On calcule ensuite la dose à apporter en se basant sur le taux de matière organique et l’ISMO de l’amendement.

Figure 2 - Calcul des apports compensatoires
Figure 2 - Calcul des apports compensatoires

Dans le calcul de la dose à apporter, il faut penser à prendre en compte l’apport de matière organique lié aux bois de taille si ces derniers sont laissés au sol. Une calculatrice IFV est disponible pour aider à estimer la quantité d’amendement à apporter pour compenser les pertes annuelles :

Accédez à l'outil de calcul

Il s’agit ainsi d’équilibrer les pertes annuelles ainsi que le déficit éventuel en matière organique, avec des apports exogènes.

Quelle stratégie adopter pour une parcelle V.I.E. ?

On distingue la gestion avant plantation de la vigne, plus massive et plus simple à mettre en œuvre, avec des composts de déchets verts ou d’autres produits à ISMO élevés, afin d’augmenter le stock d’humus stable.

Pour des apports pendant la vie d’une parcelle V.I.E., entre novembre et février, les réponses diffèrent selon le taux de matière organique mesuré :

  • Pour un taux de MO acceptable : un entretien régulier avec apport d’amendements organiques pour compenser les pertes annuelles est adapté, avec par exemple des amendements élaborés du commerce, ou du compost de fumier jeune, en complément d’une restitution des bois de tailles.
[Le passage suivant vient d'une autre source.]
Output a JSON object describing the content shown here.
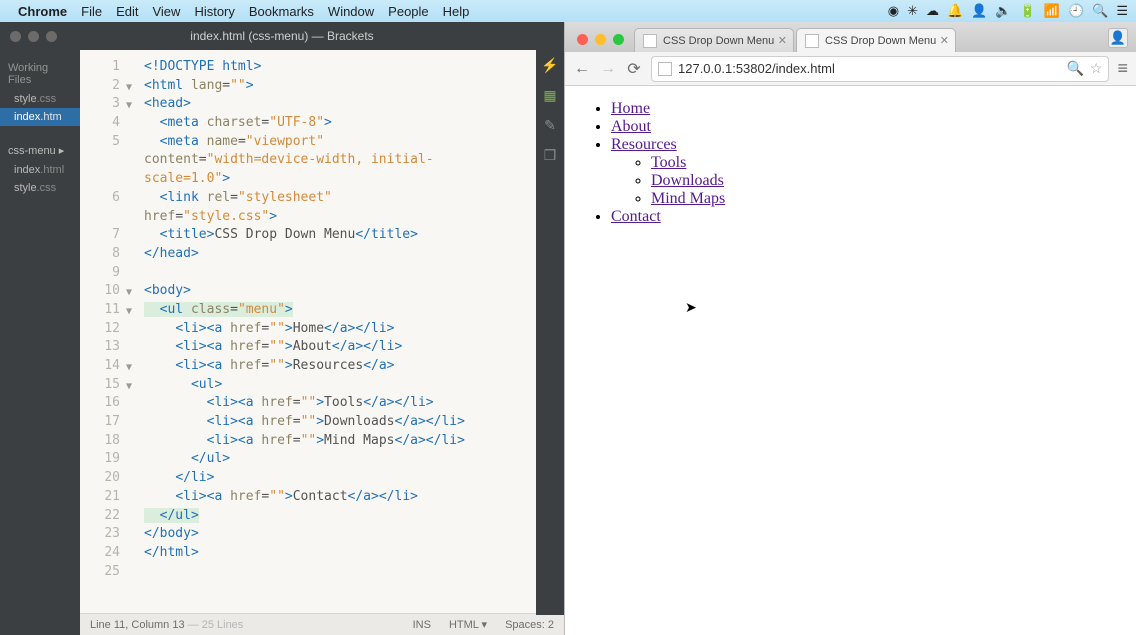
{
  "mac_menu": {
    "app": "Chrome",
    "items": [
      "File",
      "Edit",
      "View",
      "History",
      "Bookmarks",
      "Window",
      "People",
      "Help"
    ],
    "right_icons": [
      "circled-dot-icon",
      "asterisk-icon",
      "cloud-icon",
      "bell-icon",
      "user-icon",
      "speaker-icon",
      "divider",
      "battery-icon",
      "wifi-icon",
      "clock-icon",
      "search-icon",
      "list-icon"
    ]
  },
  "brackets": {
    "title": "index.html (css-menu) — Brackets",
    "sidebar": {
      "working_label": "Working Files",
      "working": [
        {
          "name": "style",
          "ext": ".css",
          "selected": false
        },
        {
          "name": "index",
          "ext": ".htm",
          "selected": true
        }
      ],
      "folder": "css-menu ▸",
      "project": [
        {
          "name": "index",
          "ext": ".html"
        },
        {
          "name": "style",
          "ext": ".css"
        }
      ]
    },
    "tools": [
      "bolt-icon",
      "extensions-icon",
      "code-icon",
      "cube-icon"
    ],
    "code_lines": [
      {
        "n": 1,
        "seg": [
          [
            "tag",
            "<!DOCTYPE html>"
          ]
        ]
      },
      {
        "n": 2,
        "fold": true,
        "seg": [
          [
            "tag",
            "<html "
          ],
          [
            "attr",
            "lang"
          ],
          [
            "punc",
            "="
          ],
          [
            "val",
            "\"\""
          ],
          [
            "tag",
            ">"
          ]
        ]
      },
      {
        "n": 3,
        "fold": true,
        "seg": [
          [
            "tag",
            "<head>"
          ]
        ]
      },
      {
        "n": 4,
        "seg": [
          [
            "punc",
            "  "
          ],
          [
            "tag",
            "<meta "
          ],
          [
            "attr",
            "charset"
          ],
          [
            "punc",
            "="
          ],
          [
            "val",
            "\"UTF-8\""
          ],
          [
            "tag",
            ">"
          ]
        ]
      },
      {
        "n": 5,
        "seg": [
          [
            "punc",
            "  "
          ],
          [
            "tag",
            "<meta "
          ],
          [
            "attr",
            "name"
          ],
          [
            "punc",
            "="
          ],
          [
            "val",
            "\"viewport\""
          ]
        ]
      },
      {
        "n": "",
        "seg": [
          [
            "attr",
            "content"
          ],
          [
            "punc",
            "="
          ],
          [
            "val",
            "\"width=device-width, initial-"
          ]
        ]
      },
      {
        "n": "",
        "seg": [
          [
            "val",
            "scale=1.0\""
          ],
          [
            "tag",
            ">"
          ]
        ]
      },
      {
        "n": 6,
        "seg": [
          [
            "punc",
            "  "
          ],
          [
            "tag",
            "<link "
          ],
          [
            "attr",
            "rel"
          ],
          [
            "punc",
            "="
          ],
          [
            "val",
            "\"stylesheet\""
          ]
        ]
      },
      {
        "n": "",
        "seg": [
          [
            "attr",
            "href"
          ],
          [
            "punc",
            "="
          ],
          [
            "val",
            "\"style.css\""
          ],
          [
            "tag",
            ">"
          ]
        ]
      },
      {
        "n": 7,
        "seg": [
          [
            "punc",
            "  "
          ],
          [
            "tag",
            "<title>"
          ],
          [
            "text",
            "CSS Drop Down Menu"
          ],
          [
            "tag",
            "</title>"
          ]
        ]
      },
      {
        "n": 8,
        "seg": [
          [
            "tag",
            "</head>"
          ]
        ]
      },
      {
        "n": 9,
        "seg": []
      },
      {
        "n": 10,
        "fold": true,
        "seg": [
          [
            "tag",
            "<body>"
          ]
        ]
      },
      {
        "n": 11,
        "fold": true,
        "hl": true,
        "seg": [
          [
            "punc",
            "  "
          ],
          [
            "hltag",
            "<ul "
          ],
          [
            "hlattr",
            "class"
          ],
          [
            "hlpunc",
            "="
          ],
          [
            "hlval",
            "\"menu\""
          ],
          [
            "hltag",
            ">"
          ]
        ]
      },
      {
        "n": 12,
        "seg": [
          [
            "punc",
            "    "
          ],
          [
            "tag",
            "<li><a "
          ],
          [
            "attr",
            "href"
          ],
          [
            "punc",
            "="
          ],
          [
            "val",
            "\"\""
          ],
          [
            "tag",
            ">"
          ],
          [
            "text",
            "Home"
          ],
          [
            "tag",
            "</a></li>"
          ]
        ]
      },
      {
        "n": 13,
        "seg": [
          [
            "punc",
            "    "
          ],
          [
            "tag",
            "<li><a "
          ],
          [
            "attr",
            "href"
          ],
          [
            "punc",
            "="
          ],
          [
            "val",
            "\"\""
          ],
          [
            "tag",
            ">"
          ],
          [
            "text",
            "About"
          ],
          [
            "tag",
            "</a></li>"
          ]
        ]
      },
      {
        "n": 14,
        "fold": true,
        "seg": [
          [
            "punc",
            "    "
          ],
          [
            "tag",
            "<li><a "
          ],
          [
            "attr",
            "href"
          ],
          [
            "punc",
            "="
          ],
          [
            "val",
            "\"\""
          ],
          [
            "tag",
            ">"
          ],
          [
            "text",
            "Resources"
          ],
          [
            "tag",
            "</a>"
          ]
        ]
      },
      {
        "n": 15,
        "fold": true,
        "seg": [
          [
            "punc",
            "      "
          ],
          [
            "tag",
            "<ul>"
          ]
        ]
      },
      {
        "n": 16,
        "seg": [
          [
            "punc",
            "        "
          ],
          [
            "tag",
            "<li><a "
          ],
          [
            "attr",
            "href"
          ],
          [
            "punc",
            "="
          ],
          [
            "val",
            "\"\""
          ],
          [
            "tag",
            ">"
          ],
          [
            "text",
            "Tools"
          ],
          [
            "tag",
            "</a></li>"
          ]
        ]
      },
      {
        "n": 17,
        "seg": [
          [
            "punc",
            "        "
          ],
          [
            "tag",
            "<li><a "
          ],
          [
            "attr",
            "href"
          ],
          [
            "punc",
            "="
          ],
          [
            "val",
            "\"\""
          ],
          [
            "tag",
            ">"
          ],
          [
            "text",
            "Downloads"
          ],
          [
            "tag",
            "</a></li>"
          ]
        ]
      },
      {
        "n": 18,
        "seg": [
          [
            "punc",
            "        "
          ],
          [
            "tag",
            "<li><a "
          ],
          [
            "attr",
            "href"
          ],
          [
            "punc",
            "="
          ],
          [
            "val",
            "\"\""
          ],
          [
            "tag",
            ">"
          ],
          [
            "text",
            "Mind Maps"
          ],
          [
            "tag",
            "</a></li>"
          ]
        ]
      },
      {
        "n": 19,
        "seg": [
          [
            "punc",
            "      "
          ],
          [
            "tag",
            "</ul>"
          ]
        ]
      },
      {
        "n": 20,
        "seg": [
          [
            "punc",
            "    "
          ],
          [
            "tag",
            "</li>"
          ]
        ]
      },
      {
        "n": 21,
        "seg": [
          [
            "punc",
            "    "
          ],
          [
            "tag",
            "<li><a "
          ],
          [
            "attr",
            "href"
          ],
          [
            "punc",
            "="
          ],
          [
            "val",
            "\"\""
          ],
          [
            "tag",
            ">"
          ],
          [
            "text",
            "Contact"
          ],
          [
            "tag",
            "</a></li>"
          ]
        ]
      },
      {
        "n": 22,
        "hl": true,
        "seg": [
          [
            "punc",
            "  "
          ],
          [
            "hltag",
            "</ul>"
          ]
        ]
      },
      {
        "n": 23,
        "seg": [
          [
            "tag",
            "</body>"
          ]
        ]
      },
      {
        "n": 24,
        "seg": [
          [
            "tag",
            "</html>"
          ]
        ]
      },
      {
        "n": 25,
        "seg": []
      }
    ],
    "status": {
      "pos": "Line 11, Column 13",
      "lines": "— 25 Lines",
      "ins": "INS",
      "lang": "HTML ▾",
      "spaces": "Spaces: 2"
    }
  },
  "chrome": {
    "tabs": [
      {
        "title": "CSS Drop Down Menu",
        "active": false
      },
      {
        "title": "CSS Drop Down Menu",
        "active": true
      }
    ],
    "url": "127.0.0.1:53802/index.html",
    "page_links": {
      "home": "Home",
      "about": "About",
      "resources": "Resources",
      "tools": "Tools",
      "downloads": "Downloads",
      "mindmaps": "Mind Maps",
      "contact": "Contact"
    }
  }
}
Voir la calculatrice IFV citée ci-dessus. Il n’est pas nécessaire de faire des apports tous les ans, l’opération étant assez lourde et générant des coûts. Une fréquence de tous les 4 ans est un bon compromis pour limiter les coûts.
  • Pour un taux de MO suffisant mais en limite basse : un entretien renforcé est nécessaire, avec des apports d’amendements élaborés du commerce, ou du fumier, complémentaires d’apports de composts végétaux qui ne se font pas plus de tous les 4 ans. La restitution des bois de taille reste systématique.
  • Pour un taux de MO déficitaire : un redressement sur vignes en place est nécessaire, il devra être effectué de manière progressive pour ne pas déstabiliser ou bloquer le fonctionnement du sol, et pour étaler le coût engendré. Il ne faut dans tous les cas pas découpler ce redressement progressif de l’entretien. On peut par exemple utiliser un compost de déchets verts (ISMO élevé) avec des apports séquencés (un an sur deux), ainsi qu’un amendement élaboré du commerce ou un engrais organique pour l’entretien régulier et la fourniture d’éléments minéraux à la culture. Comme précédemment, on maintient la restitution des bois de taille.

Dans tous les cas, ne pas oublier que l’enherbement est une source de matière organique importante, qui a également un effet bénéfique direct sur la structure du sol. Il doit être privilégié dans la limite de sa compatibilité avec les objectifs de production. De même, toujours dans la catégorie couverts végétaux, les engrais verts sont conçus pour être un amendement organique. Ils peuvent donc être envisagés à la place d’un apport exogène d’amendement, en répondant aux mêmes objectifs.

Conclusion : Dans le cadre du V.I.E. pour lequel on vise des parcelles à potentiel agronomique important, la restitution des bois de taille à la parcelle est un minimum, notamment car il est facile à mettre en place et peu coûteux. Les couverts végétaux sont aussi d’intérêt pour les sols à fort potentiel car ils ne seront que peu en concurrence avec la vigne en place. Pour les sols à plus faibles potentiels agronomiques, les couverts sont moins systématiques et demanderont plus de technicité et d’adaptabilité. Les apports exogènes organiques sont ainsi complémentaires de ces éléments. La statut organique d’une parcelle dépend ainsi d’un bon stock de carbone dans le sol, entretenu voire enrichi régulièrement par différents moyens.